Dursun enlaça son amie qui ne se déroba pas. Mais Deirane était trop troublée pour que la petite Aclanli pût se réjouir de ce contact qui aurait été si intime dans d’autres circonstances.

— Ne t’inquiète pas, reprit-elle, les rêves sont souvent incohérents. Ils ne reflètent pas nos aspirations profondes. Certains disent que ce sont des messages des dieux, mais je n’y crois pas.

— Pourquoi ? Ils doivent bien parler avec nous. Et quand nous sommes réveillées, ils ne le font pas.

— Les dieux ne sont pas très nombreux. Tu les imagines, toutes les nuits, transmettre des rêves à tous les habitants de notre monde. À mon avis, ils ont des choses bien plus intéressantes à accomplir.
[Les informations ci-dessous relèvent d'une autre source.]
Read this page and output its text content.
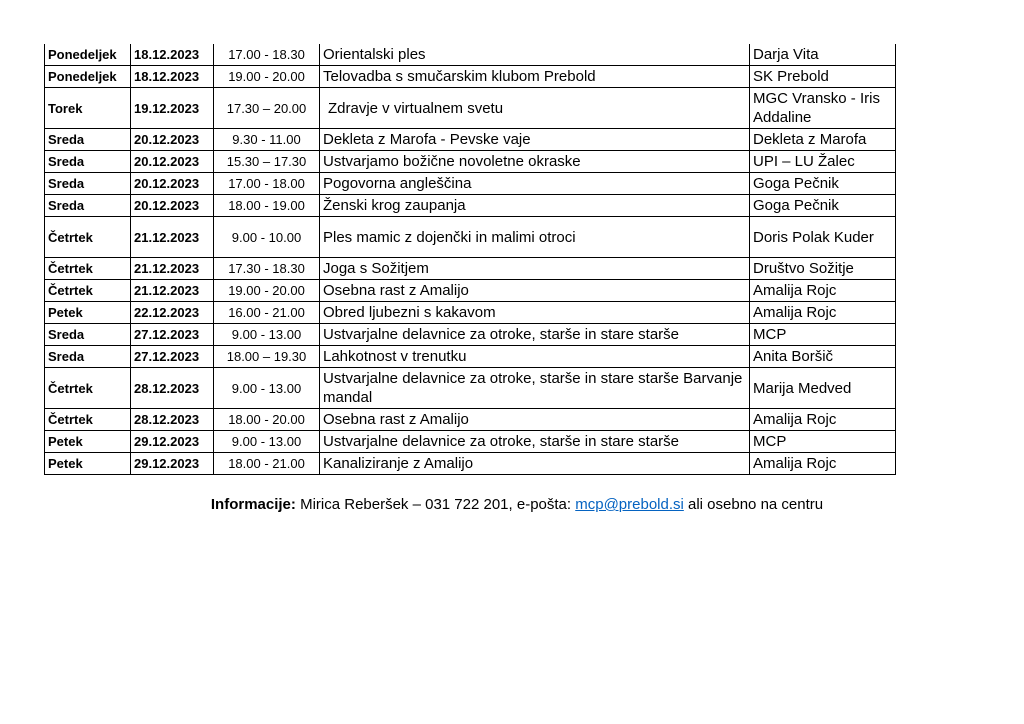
Ponedeljek	18.12.2023	17.00 - 18.30	Orientalski ples	Darja Vita
Ponedeljek	18.12.2023	19.00 - 20.00	Telovadba s smučarskim klubom Prebold	SK Prebold
Torek	19.12.2023	17.30 – 20.00	Zdravje v virtualnem svetu	MGC Vransko - Iris Addaline
Sreda	20.12.2023	9.30 - 11.00	Dekleta z Marofa - Pevske vaje	Dekleta z Marofa
Sreda	20.12.2023	15.30 – 17.30	Ustvarjamo božične novoletne okraske	UPI – LU Žalec
Sreda	20.12.2023	17.00 - 18.00	Pogovorna angleščina	Goga Pečnik
Sreda	20.12.2023	18.00 - 19.00	Ženski krog zaupanja	Goga Pečnik
Četrtek	21.12.2023	9.00 - 10.00	Ples mamic z dojenčki in malimi otroci	Doris Polak Kuder
Četrtek	21.12.2023	17.30 - 18.30	Joga s Sožitjem	Društvo Sožitje
Četrtek	21.12.2023	19.00 - 20.00	Osebna rast z Amalijo	Amalija Rojc
Petek	22.12.2023	16.00 - 21.00	Obred ljubezni s kakavom	Amalija Rojc
Sreda	27.12.2023	9.00 - 13.00	Ustvarjalne delavnice za otroke, starše in stare starše	MCP
Sreda	27.12.2023	18.00 – 19.30	Lahkotnost v trenutku	Anita Boršič
Četrtek	28.12.2023	9.00 - 13.00	Ustvarjalne delavnice za otroke, starše in stare starše Barvanje mandal	Marija Medved
Četrtek	28.12.2023	18.00 - 20.00	Osebna rast z Amalijo	Amalija Rojc
Petek	29.12.2023	9.00 - 13.00	Ustvarjalne delavnice za otroke, starše in stare starše	MCP
Petek	29.12.2023	18.00 - 21.00	Kanaliziranje z Amalijo	Amalija Rojc
Informacije: Mirica Reberšek – 031 722 201, e-pošta: mcp@prebold.si ali osebno na centru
Deirane remarqua le changement de ton dans la dernière phrase de son amie. Nëjya venait certainement de les rejoindre. Elle se retourna. Gagné ! La belle Samborren les avait repérées et se dirigeait vers elles, un sourire aux lèvres. Tout en marchant, elle enleva sa robe qui tomba en tas à ses pieds.

Au début, Deirane croyait que ces deux-là s’étaient retrouvées par dégoût envers les hommes. Mais Dursun n’avait jamais eu l’occasion d’être déçue par l’un d’eux. Et Nëjya manifestait déjà son attirance pour les femmes à son entrée dans le harem. Les épreuves qu’elles avaient subies n’avaient rien changé à cela. Les sentiments qui les unissaient n’avaient rien à voir avec une quelconque réaction à l’égard des hommes. C’était de l’amour authentique, similaire à ce qu’elle ressentait pour Dresil.

Deirane s’écarta de quelques brasses, laissant les deux femmes à leur intimité. Elle se joignit aux fillettes qui s’ébattaient un peu plus loin. Toutefois, sa curiosité la poussa à leur jeter un dernier coup d’œil. Nëjya avait guidé sa compagne dans un coin peu profond du bassin. Elle avait entrepris de lui enlever les dernières pièces de tissu qui lui restait. Elle les regarda s’explorer mutuellement de leurs caresses. Un instant, elle se montra envieuse de leur bonheur. Aussi longtemps qu’elle demeurerait dans ce harem, son seul partenaire serait Brun, son roi, qui la répugnait. Mais ce sentiment ne dura pas. Voir au moins deux personnes heureuses dans cet endroit sordide lui réchauffait le cœur, lui permettant de supporter ses épreuves. Elle se promit que personne ne viendrait briser cet amour. Et elle mettrait tout en œuvre pour le protéger.